CFTC Chairman Gary Gensler at the time appeared certain that speculative limits were in order in the energy markets. “No longer must we debate the issue of whether or not to set position limits,” he declared, but he acknowledged that the details still had to be ironed out. Energy users called on the CFTC to move quickly. “Rome is burning,” they said, urging fast action on across-the-board hard position limits before the energy markets, particularly crude oil, take off again.

The major exchanges — Atlanta-based IntercontinentalExchange (ICE), which owns the New York Board of Trade, and CME Group, which owns the New York Mercantile Exchange, Chicago Board of Trade and the Chicago Mercantile Exchange — agreed that position limits were necessary in the energy commodity markets, but they were split over the issue of who should set the position limits — the CFTC or the exchanges.

ICE CEO Jeff Sprecher called for aggregate position limits, accountability levels and hedge exemptions to be set and administered by the CFTC and not by the exchanges.
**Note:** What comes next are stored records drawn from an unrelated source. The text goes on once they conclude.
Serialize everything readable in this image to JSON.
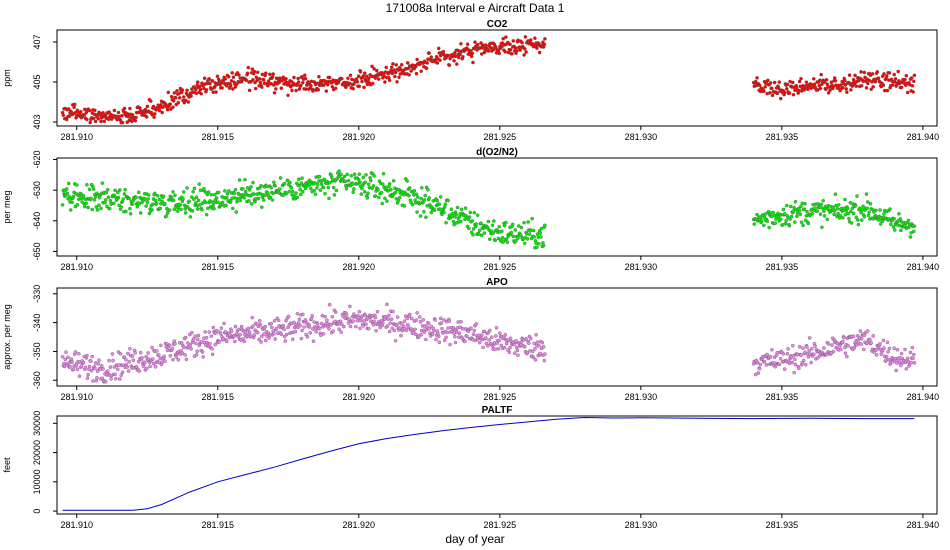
{
  "figure": {
    "title": "171008a   Interval e Aircraft Data 1",
    "xlabel": "day of year"
  },
  "chart_data": [
    {
      "type": "scatter",
      "title": "CO2",
      "ylabel": "ppm",
      "color": "#ff0000",
      "xlim": [
        281.9093,
        281.9405
      ],
      "ylim": [
        402.8,
        407.6
      ],
      "x_ticks": [
        281.91,
        281.915,
        281.92,
        281.925,
        281.93,
        281.935,
        281.94
      ],
      "x_tick_labels": [
        "281.910",
        "281.915",
        "281.920",
        "281.925",
        "281.930",
        "281.935",
        "281.940"
      ],
      "y_ticks": [
        403,
        405,
        407
      ],
      "y_tick_labels": [
        "403",
        "405",
        "407"
      ],
      "segments": [
        {
          "x_start": 281.9095,
          "x_end": 281.9266,
          "x": [
            281.9095,
            281.911,
            281.912,
            281.913,
            281.9145,
            281.916,
            281.9175,
            281.919,
            281.92,
            281.9215,
            281.923,
            281.924,
            281.925,
            281.9266
          ],
          "y": [
            403.5,
            403.3,
            403.3,
            403.8,
            404.8,
            405.2,
            404.9,
            405.0,
            405.1,
            405.6,
            406.2,
            406.6,
            406.7,
            406.9
          ],
          "noise": 0.3
        },
        {
          "x_start": 281.934,
          "x_end": 281.9397,
          "x": [
            281.934,
            281.935,
            281.936,
            281.937,
            281.938,
            281.939,
            281.9397
          ],
          "y": [
            404.9,
            404.6,
            404.9,
            404.8,
            405.1,
            405.0,
            404.9
          ],
          "noise": 0.3
        }
      ]
    },
    {
      "type": "scatter",
      "title": "d(O2/N2)",
      "ylabel": "per meg",
      "color": "#00ee00",
      "xlim": [
        281.9093,
        281.9405
      ],
      "ylim": [
        -651.5,
        -619.5
      ],
      "x_ticks": [
        281.91,
        281.915,
        281.92,
        281.925,
        281.93,
        281.935,
        281.94
      ],
      "x_tick_labels": [
        "281.910",
        "281.915",
        "281.920",
        "281.925",
        "281.930",
        "281.935",
        "281.940"
      ],
      "y_ticks": [
        -650,
        -640,
        -630,
        -620
      ],
      "y_tick_labels": [
        "-650",
        "-640",
        "-630",
        "-620"
      ],
      "segments": [
        {
          "x_start": 281.9095,
          "x_end": 281.9266,
          "x": [
            281.9095,
            281.911,
            281.913,
            281.915,
            281.917,
            281.919,
            281.92,
            281.9215,
            281.923,
            281.924,
            281.925,
            281.9266
          ],
          "y": [
            -633,
            -633,
            -634,
            -633,
            -630,
            -628,
            -628,
            -631,
            -636,
            -641,
            -644,
            -645
          ],
          "noise": 3.0
        },
        {
          "x_start": 281.934,
          "x_end": 281.9397,
          "x": [
            281.934,
            281.935,
            281.936,
            281.937,
            281.938,
            281.939,
            281.9397
          ],
          "y": [
            -640,
            -638,
            -637,
            -637,
            -636,
            -641,
            -641
          ],
          "noise": 2.8
        }
      ]
    },
    {
      "type": "scatter",
      "title": "APO",
      "ylabel": "approx. per meg",
      "color": "#ee82ee",
      "xlim": [
        281.9093,
        281.9405
      ],
      "ylim": [
        -362,
        -328
      ],
      "x_ticks": [
        281.91,
        281.915,
        281.92,
        281.925,
        281.93,
        281.935,
        281.94
      ],
      "x_tick_labels": [
        "281.910",
        "281.915",
        "281.920",
        "281.925",
        "281.930",
        "281.935",
        "281.940"
      ],
      "y_ticks": [
        -360,
        -350,
        -340,
        -330
      ],
      "y_tick_labels": [
        "-360",
        "-350",
        "-340",
        "-330"
      ],
      "segments": [
        {
          "x_start": 281.9095,
          "x_end": 281.9266,
          "x": [
            281.9095,
            281.911,
            281.913,
            281.915,
            281.917,
            281.919,
            281.92,
            281.922,
            281.924,
            281.925,
            281.9266
          ],
          "y": [
            -354,
            -356,
            -351,
            -345,
            -343,
            -340,
            -339,
            -341,
            -344,
            -347,
            -349
          ],
          "noise": 3.2
        },
        {
          "x_start": 281.934,
          "x_end": 281.9397,
          "x": [
            281.934,
            281.935,
            281.936,
            281.937,
            281.938,
            281.939,
            281.9397
          ],
          "y": [
            -354,
            -353,
            -351,
            -348,
            -346,
            -352,
            -353
          ],
          "noise": 3.0
        }
      ]
    },
    {
      "type": "line",
      "title": "PALTF",
      "ylabel": "feet",
      "color": "#0000cc",
      "xlim": [
        281.9093,
        281.9405
      ],
      "ylim": [
        -1000,
        32500
      ],
      "x_ticks": [
        281.91,
        281.915,
        281.92,
        281.925,
        281.93,
        281.935,
        281.94
      ],
      "x_tick_labels": [
        "281.910",
        "281.915",
        "281.920",
        "281.925",
        "281.930",
        "281.935",
        "281.940"
      ],
      "y_ticks": [
        0,
        10000,
        20000,
        30000
      ],
      "y_tick_labels": [
        "0",
        "10000",
        "20000",
        "30000"
      ],
      "x": [
        281.9095,
        281.912,
        281.9125,
        281.913,
        281.914,
        281.915,
        281.916,
        281.917,
        281.918,
        281.919,
        281.92,
        281.921,
        281.922,
        281.923,
        281.924,
        281.925,
        281.926,
        281.927,
        281.928,
        281.929,
        281.93,
        281.931,
        281.932,
        281.934,
        281.936,
        281.938,
        281.9397
      ],
      "y": [
        300,
        300,
        800,
        2200,
        6500,
        10000,
        12500,
        15000,
        17800,
        20500,
        23000,
        24800,
        26200,
        27500,
        28600,
        29600,
        30500,
        31400,
        32000,
        31800,
        31900,
        31800,
        31700,
        31600,
        31700,
        31600,
        31600
      ]
    }
  ]
}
But CME Group CEO Craig Donohue said he believed exchanges were best suited to impose position limits.

From a legal standpoint, the Commission’s authority to establish position limits only goes to designated contracts, designated derivative transaction and execution facilities or where there’s a significant price discovery contract in exempt commercial markets. The agency does not have statutory authority to post position limits in the over-the-counter markets or other markets. Both Congress and the CFTC are working together on legislation to give the agency authority in OTC markets.

As for hedge exemptions, end-users called for them to be made available only to those who produce, process or consume a commodity.